FORECASTING THE PRODUCTION PERFORMANCE OF WELLS LOCATED IN TIGHT OIL PLAYS USING ARTIFICIAL EXPERT SYSTEMS

Open Access
Author:
Bansal, Yogesh
Graduate Program:
Petroleum and Mineral Engineering
Degree:
Doctor of Philosophy
Document Type:
Dissertation
Date of Defense:
November 28, 2011
Committee Members:
  • Turgay Ertekin, Committee Chair
  • Zuleima Karpyn, Committee Chair
  • Luis F. Ayala, Committee Member
  • Li Li, Committee Member
  • Kultegin Aydin, Committee Member
Keywords:
  • forecasting production
  • Tight oil
  • infill drilling
  • ANN
  • optimized completion design
Abstract:
The potential of unconventional oil and gas reservoirs is promising to account for the declining conventional supplies in the future.

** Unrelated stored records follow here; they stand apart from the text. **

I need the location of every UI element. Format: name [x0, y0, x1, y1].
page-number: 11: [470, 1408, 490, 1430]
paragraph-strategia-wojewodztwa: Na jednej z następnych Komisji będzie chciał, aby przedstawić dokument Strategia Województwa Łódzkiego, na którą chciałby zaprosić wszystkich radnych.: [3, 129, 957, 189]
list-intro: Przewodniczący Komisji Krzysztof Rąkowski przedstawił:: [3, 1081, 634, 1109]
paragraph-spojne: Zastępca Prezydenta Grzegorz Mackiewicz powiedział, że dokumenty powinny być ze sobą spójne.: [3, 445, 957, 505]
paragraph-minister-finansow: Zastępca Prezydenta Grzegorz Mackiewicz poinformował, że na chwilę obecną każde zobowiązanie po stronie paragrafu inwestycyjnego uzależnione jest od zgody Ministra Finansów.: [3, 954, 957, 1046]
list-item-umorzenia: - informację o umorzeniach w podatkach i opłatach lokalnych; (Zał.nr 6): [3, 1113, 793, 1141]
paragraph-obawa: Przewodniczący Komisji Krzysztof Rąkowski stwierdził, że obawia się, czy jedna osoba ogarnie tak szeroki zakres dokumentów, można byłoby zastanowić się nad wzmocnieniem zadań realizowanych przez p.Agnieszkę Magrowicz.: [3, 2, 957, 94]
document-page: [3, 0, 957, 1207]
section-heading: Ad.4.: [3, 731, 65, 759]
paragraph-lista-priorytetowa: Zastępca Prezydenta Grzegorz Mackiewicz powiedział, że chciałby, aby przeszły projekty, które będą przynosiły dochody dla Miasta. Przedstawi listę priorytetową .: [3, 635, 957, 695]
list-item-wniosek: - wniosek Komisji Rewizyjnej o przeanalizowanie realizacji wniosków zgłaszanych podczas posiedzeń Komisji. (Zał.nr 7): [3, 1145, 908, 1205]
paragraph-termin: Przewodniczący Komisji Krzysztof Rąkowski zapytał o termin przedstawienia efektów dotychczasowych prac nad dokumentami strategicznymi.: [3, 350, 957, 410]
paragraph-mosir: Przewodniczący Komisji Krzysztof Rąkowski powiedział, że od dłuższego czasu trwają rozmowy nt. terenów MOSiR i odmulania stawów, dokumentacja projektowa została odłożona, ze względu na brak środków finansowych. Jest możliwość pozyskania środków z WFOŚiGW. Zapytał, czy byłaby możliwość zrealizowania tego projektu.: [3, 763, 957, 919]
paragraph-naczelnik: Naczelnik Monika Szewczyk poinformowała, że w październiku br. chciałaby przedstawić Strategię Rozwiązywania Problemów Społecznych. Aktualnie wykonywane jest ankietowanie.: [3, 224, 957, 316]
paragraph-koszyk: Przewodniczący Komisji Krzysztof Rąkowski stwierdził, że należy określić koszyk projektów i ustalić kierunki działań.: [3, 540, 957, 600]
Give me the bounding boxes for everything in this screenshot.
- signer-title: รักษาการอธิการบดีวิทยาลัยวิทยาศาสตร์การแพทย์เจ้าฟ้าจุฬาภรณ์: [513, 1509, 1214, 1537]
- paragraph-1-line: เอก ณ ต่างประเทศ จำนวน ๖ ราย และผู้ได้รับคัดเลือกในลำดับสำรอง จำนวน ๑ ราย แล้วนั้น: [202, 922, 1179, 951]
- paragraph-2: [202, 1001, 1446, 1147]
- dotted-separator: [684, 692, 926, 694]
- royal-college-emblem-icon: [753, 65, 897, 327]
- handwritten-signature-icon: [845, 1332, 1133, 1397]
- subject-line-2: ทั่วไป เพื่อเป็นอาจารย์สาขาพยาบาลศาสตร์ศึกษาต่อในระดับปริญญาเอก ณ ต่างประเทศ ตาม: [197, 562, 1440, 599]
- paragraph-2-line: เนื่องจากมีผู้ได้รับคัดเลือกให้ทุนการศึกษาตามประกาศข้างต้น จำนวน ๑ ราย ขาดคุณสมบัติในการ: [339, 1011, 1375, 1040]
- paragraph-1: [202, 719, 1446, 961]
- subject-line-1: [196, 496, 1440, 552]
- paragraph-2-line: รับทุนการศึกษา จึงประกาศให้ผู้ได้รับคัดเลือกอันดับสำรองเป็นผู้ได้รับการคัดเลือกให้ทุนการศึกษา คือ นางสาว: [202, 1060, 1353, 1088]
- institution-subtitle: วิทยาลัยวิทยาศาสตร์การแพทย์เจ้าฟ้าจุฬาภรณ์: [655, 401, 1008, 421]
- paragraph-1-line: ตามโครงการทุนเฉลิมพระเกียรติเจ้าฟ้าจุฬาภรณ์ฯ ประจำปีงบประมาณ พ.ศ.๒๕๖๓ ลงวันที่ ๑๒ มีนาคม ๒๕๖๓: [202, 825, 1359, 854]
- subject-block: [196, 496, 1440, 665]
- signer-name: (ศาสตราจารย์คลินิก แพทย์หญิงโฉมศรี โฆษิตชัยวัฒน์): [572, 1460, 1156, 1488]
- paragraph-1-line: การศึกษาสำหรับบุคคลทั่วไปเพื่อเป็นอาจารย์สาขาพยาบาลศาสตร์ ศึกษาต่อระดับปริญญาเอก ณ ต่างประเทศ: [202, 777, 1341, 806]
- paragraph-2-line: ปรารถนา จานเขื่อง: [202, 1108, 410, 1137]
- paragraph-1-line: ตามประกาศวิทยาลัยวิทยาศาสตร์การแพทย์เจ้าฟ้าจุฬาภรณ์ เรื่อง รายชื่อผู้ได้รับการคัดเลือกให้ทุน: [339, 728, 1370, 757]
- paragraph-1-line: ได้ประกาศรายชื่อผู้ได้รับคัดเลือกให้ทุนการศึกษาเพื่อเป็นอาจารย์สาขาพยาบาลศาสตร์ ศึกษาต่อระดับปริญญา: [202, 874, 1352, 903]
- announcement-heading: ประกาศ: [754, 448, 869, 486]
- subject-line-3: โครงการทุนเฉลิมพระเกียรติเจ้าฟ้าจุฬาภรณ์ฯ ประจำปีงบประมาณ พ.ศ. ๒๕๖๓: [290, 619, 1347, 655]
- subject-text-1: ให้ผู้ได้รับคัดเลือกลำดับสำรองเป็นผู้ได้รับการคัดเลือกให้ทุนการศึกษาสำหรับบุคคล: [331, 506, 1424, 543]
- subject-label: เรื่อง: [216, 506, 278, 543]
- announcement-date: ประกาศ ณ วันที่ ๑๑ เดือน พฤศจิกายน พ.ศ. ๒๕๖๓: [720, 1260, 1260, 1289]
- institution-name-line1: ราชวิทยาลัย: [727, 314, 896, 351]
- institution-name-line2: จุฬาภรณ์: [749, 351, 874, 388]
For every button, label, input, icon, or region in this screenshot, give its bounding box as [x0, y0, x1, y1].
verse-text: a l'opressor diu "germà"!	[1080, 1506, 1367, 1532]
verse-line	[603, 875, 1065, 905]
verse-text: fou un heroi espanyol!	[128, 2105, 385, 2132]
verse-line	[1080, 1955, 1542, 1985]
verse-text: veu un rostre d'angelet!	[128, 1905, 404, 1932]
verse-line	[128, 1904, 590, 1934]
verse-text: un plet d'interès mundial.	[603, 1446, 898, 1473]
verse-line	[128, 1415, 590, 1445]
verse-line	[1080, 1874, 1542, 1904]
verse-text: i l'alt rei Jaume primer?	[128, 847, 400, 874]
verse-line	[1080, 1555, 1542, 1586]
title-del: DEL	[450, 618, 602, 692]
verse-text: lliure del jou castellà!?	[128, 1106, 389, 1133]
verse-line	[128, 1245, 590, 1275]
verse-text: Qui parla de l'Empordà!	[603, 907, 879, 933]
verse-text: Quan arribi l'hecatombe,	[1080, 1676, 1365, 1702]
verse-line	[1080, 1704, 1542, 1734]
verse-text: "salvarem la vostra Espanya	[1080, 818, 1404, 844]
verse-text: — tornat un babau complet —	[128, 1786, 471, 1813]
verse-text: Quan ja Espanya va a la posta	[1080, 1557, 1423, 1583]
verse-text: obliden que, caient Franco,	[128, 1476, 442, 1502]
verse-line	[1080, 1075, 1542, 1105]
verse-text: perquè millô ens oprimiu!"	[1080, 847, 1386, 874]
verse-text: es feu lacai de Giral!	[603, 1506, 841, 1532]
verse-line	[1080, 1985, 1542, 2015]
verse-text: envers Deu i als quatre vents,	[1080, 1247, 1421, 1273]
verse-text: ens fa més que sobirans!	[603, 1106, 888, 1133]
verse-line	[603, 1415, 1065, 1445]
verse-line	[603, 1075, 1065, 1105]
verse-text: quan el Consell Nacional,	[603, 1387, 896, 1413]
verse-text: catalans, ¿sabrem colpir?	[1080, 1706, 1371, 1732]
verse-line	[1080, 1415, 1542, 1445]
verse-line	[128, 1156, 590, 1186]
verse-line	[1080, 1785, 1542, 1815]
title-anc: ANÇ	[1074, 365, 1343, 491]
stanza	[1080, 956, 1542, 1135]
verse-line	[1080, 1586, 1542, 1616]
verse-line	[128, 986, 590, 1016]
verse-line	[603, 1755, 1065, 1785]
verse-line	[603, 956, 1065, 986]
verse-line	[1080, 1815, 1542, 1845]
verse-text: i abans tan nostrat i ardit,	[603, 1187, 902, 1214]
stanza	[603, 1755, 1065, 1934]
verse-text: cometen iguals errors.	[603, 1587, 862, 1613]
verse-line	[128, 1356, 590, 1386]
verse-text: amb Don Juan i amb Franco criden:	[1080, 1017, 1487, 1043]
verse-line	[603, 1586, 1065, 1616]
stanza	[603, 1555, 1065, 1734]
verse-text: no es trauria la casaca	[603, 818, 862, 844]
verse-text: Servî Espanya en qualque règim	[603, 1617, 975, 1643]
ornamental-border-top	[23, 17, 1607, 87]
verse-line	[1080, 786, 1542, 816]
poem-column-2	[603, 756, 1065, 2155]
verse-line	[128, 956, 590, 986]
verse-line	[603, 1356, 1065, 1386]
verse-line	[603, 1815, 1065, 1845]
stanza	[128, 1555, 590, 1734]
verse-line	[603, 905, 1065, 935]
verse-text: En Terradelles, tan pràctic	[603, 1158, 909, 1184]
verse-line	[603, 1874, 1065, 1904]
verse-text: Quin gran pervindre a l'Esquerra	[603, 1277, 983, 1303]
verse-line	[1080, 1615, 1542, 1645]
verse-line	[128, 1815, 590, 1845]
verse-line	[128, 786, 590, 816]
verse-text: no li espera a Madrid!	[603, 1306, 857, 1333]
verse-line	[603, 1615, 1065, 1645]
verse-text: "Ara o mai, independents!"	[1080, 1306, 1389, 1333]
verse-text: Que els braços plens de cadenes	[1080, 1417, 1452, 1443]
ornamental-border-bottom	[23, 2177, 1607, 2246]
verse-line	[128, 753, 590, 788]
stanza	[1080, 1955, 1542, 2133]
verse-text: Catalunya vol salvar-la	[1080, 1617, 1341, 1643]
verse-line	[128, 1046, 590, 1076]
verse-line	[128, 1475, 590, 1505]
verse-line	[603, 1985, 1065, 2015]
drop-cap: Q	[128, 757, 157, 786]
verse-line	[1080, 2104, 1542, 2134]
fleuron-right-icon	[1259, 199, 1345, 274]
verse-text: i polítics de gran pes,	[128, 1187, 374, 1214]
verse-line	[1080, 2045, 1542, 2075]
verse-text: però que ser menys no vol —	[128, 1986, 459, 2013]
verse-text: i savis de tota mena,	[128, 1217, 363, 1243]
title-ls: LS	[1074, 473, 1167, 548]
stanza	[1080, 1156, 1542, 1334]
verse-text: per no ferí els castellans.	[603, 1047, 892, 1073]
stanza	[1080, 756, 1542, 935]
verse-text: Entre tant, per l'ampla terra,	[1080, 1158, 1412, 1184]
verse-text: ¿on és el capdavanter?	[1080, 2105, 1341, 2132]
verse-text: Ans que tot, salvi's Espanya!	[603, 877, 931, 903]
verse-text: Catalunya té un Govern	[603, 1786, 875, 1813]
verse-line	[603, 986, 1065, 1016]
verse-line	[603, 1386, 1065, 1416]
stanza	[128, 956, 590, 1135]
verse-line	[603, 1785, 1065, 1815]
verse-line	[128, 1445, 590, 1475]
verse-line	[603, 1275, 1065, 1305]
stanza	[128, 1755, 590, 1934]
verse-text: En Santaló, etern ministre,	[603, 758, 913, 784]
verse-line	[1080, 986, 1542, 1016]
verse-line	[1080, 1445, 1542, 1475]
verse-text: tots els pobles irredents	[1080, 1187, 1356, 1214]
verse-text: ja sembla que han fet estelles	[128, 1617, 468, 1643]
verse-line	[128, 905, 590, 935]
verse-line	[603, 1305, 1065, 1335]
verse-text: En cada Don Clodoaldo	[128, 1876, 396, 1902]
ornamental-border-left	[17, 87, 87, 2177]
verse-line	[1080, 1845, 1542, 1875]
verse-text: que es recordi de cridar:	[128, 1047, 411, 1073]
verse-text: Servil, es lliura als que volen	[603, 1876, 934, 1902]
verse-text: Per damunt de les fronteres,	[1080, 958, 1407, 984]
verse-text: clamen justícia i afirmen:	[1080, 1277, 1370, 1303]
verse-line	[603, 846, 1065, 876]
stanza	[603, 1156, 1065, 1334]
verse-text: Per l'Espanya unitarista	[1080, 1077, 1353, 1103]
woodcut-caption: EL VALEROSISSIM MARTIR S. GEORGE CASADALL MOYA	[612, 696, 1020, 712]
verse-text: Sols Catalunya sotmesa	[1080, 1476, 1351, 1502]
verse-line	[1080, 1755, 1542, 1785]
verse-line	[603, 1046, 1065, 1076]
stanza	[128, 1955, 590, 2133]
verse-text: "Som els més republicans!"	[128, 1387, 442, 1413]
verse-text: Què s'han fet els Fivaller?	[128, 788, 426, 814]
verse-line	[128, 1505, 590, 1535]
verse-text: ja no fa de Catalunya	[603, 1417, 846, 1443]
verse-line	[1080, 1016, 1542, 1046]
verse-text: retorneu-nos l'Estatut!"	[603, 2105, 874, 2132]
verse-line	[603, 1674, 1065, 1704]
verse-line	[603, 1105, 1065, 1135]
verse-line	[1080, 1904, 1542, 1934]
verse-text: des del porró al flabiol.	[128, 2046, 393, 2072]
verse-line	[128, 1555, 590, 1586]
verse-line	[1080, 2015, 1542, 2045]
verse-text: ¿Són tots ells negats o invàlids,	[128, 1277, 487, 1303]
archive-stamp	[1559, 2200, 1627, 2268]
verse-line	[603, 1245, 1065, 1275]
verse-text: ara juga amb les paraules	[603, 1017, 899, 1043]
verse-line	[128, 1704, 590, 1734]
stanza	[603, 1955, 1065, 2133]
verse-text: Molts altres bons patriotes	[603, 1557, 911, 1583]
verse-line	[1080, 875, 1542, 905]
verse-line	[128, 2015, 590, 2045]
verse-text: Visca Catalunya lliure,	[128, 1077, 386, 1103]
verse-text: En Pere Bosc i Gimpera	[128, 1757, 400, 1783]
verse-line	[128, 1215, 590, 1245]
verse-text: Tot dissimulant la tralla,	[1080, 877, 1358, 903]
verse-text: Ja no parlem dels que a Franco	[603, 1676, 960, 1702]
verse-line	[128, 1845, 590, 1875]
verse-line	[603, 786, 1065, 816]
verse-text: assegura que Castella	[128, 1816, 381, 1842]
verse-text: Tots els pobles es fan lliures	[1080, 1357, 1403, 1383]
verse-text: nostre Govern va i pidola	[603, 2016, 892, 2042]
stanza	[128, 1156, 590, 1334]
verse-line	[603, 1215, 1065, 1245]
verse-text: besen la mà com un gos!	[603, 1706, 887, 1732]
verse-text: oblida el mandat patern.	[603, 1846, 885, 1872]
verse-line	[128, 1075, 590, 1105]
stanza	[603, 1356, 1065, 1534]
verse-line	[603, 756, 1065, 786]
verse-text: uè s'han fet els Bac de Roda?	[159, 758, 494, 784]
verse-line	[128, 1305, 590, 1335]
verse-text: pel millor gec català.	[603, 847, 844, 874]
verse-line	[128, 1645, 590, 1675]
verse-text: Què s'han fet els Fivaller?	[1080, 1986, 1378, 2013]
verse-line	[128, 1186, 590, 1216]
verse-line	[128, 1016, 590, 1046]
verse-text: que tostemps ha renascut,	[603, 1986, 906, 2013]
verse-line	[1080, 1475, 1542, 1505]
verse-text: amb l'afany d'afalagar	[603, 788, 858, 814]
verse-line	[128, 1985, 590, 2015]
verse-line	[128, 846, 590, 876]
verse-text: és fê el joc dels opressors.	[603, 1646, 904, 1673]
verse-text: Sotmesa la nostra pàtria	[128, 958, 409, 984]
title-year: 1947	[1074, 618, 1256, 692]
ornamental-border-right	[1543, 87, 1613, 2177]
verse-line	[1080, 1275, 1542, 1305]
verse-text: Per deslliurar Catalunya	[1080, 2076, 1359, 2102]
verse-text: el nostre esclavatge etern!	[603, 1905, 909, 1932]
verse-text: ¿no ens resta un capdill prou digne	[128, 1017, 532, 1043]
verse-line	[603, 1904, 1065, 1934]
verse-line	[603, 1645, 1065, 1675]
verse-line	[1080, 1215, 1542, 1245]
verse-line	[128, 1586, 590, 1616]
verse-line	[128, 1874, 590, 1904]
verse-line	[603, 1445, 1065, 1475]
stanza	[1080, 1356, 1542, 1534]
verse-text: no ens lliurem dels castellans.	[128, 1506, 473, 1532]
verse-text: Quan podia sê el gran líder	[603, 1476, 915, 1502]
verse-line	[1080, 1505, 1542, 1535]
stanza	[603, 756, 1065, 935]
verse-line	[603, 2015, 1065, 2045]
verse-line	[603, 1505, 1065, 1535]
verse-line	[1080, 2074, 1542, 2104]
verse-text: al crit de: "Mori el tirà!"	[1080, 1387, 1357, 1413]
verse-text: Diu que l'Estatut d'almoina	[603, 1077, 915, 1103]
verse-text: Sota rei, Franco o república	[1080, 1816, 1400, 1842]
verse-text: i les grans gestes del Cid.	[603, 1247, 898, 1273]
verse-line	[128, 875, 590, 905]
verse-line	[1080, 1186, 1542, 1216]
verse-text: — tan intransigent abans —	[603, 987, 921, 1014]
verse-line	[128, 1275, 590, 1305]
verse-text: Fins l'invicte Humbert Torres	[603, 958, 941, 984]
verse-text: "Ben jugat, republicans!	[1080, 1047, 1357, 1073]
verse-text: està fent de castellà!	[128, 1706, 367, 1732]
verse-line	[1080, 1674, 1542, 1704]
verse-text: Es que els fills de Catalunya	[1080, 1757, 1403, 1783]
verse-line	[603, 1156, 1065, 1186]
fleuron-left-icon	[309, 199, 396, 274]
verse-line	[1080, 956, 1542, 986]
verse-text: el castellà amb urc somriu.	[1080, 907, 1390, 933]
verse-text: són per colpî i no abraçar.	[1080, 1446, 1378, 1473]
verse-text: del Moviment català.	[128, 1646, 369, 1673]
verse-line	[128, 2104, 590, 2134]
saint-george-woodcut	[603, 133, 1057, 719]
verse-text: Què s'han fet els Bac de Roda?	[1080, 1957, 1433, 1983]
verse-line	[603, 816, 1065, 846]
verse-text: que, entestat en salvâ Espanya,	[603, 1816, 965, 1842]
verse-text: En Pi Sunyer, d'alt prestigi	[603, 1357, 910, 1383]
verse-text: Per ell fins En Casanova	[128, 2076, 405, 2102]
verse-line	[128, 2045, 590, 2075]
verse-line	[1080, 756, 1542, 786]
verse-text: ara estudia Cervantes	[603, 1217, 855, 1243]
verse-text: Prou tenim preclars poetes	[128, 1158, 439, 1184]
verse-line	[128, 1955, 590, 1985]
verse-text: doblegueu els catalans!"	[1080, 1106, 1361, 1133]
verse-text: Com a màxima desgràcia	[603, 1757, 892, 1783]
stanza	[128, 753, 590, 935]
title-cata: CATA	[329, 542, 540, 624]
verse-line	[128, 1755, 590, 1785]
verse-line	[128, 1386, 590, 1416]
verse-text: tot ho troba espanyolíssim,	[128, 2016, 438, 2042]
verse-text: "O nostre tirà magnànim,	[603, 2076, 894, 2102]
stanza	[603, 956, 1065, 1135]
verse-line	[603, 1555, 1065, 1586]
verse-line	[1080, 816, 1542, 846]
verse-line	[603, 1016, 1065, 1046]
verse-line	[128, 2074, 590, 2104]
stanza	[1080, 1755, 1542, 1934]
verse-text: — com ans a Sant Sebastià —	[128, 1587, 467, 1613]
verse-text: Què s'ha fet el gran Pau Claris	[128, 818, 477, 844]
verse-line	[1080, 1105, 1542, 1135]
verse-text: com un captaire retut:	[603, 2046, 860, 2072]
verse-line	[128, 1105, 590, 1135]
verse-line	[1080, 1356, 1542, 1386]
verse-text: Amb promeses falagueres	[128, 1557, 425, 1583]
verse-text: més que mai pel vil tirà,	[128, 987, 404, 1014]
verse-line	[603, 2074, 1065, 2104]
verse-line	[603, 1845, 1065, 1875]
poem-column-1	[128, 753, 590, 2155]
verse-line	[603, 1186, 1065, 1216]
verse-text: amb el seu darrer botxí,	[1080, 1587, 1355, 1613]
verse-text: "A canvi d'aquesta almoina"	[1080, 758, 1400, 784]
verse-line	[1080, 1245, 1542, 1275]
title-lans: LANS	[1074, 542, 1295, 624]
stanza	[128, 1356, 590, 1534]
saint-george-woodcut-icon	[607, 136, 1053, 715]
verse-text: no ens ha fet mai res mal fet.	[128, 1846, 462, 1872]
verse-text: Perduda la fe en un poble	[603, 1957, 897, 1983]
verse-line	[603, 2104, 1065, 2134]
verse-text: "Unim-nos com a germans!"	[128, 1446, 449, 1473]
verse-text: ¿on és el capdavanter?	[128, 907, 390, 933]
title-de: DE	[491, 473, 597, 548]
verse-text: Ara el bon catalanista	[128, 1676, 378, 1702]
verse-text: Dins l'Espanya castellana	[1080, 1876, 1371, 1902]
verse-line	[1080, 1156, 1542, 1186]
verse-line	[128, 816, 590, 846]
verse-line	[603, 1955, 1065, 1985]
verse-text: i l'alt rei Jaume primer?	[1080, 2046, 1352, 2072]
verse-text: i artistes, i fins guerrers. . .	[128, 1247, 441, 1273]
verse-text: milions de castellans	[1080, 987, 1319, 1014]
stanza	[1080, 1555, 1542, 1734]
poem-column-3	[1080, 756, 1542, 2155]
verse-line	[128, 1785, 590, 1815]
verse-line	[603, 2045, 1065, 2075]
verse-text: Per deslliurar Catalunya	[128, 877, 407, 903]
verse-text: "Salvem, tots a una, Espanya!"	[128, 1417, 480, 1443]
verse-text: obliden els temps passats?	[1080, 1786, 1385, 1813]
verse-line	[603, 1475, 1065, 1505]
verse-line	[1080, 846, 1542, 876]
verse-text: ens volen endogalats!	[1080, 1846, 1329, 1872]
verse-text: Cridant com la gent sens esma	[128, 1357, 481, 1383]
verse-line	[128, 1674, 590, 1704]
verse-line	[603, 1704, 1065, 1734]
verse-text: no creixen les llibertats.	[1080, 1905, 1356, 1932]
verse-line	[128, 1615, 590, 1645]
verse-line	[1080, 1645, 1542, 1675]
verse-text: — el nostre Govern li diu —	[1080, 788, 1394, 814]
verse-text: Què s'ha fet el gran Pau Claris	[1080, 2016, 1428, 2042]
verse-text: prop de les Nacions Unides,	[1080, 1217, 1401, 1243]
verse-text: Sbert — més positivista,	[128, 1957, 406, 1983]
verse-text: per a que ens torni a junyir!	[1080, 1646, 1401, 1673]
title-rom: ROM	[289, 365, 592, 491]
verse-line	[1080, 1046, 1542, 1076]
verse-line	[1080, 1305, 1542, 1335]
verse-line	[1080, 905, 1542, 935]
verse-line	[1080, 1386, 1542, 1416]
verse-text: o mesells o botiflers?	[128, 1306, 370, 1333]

However, because of their complex nature, it is uneconomical to produce from of these resources with the current state of technology. In addition, these resources are relatively new (from the development point of view), thus, it is difficult to completely characterize these resources in the absence of their respective analogs. This study focuses on tight oil reservoirs. Characterization of these resources is a complex problem as tight oil systems are discontinuous hydrocarbon sources. Developing these resources by identifying the location to drill, estimating well performance and suggesting a completion strategy will be a challenge in the absence of a representative reservoir model. An inexpensive and field-deployable expert systems-based tool has been proposed in this study to characterize such unconventional reservoirs. A group of inter-assisting expert systems are developed, where the individual capabilities lie in suggesting completion parameters and predicting quarterly cumulative production of oil, water and gas for a two-year period. These expert systems are grouped together to suggest the best infill drilling location in the field with a forecast of their respective cumulative productions by the end of two years. The predictions from the expert systems-based tool are found to be in good agreement with field performance. Production surfaces generated by these expert systems are found to reflect the actual productions obtained in the field. In addition, a hybrid optimization method is also developed in this work. The method is used to optimize the well completion parameters in a tight oil reservoir. The tools developed in this work will help in a quick evaluation of tight oil reservoirs. The results discussed in the dissertation show the accuracy of predictions made by the expert systems. The production characteristics and optimized completion design parameters of a well predicted by the expert systems will help in developing a tight oil reservoir more efficiently and economically.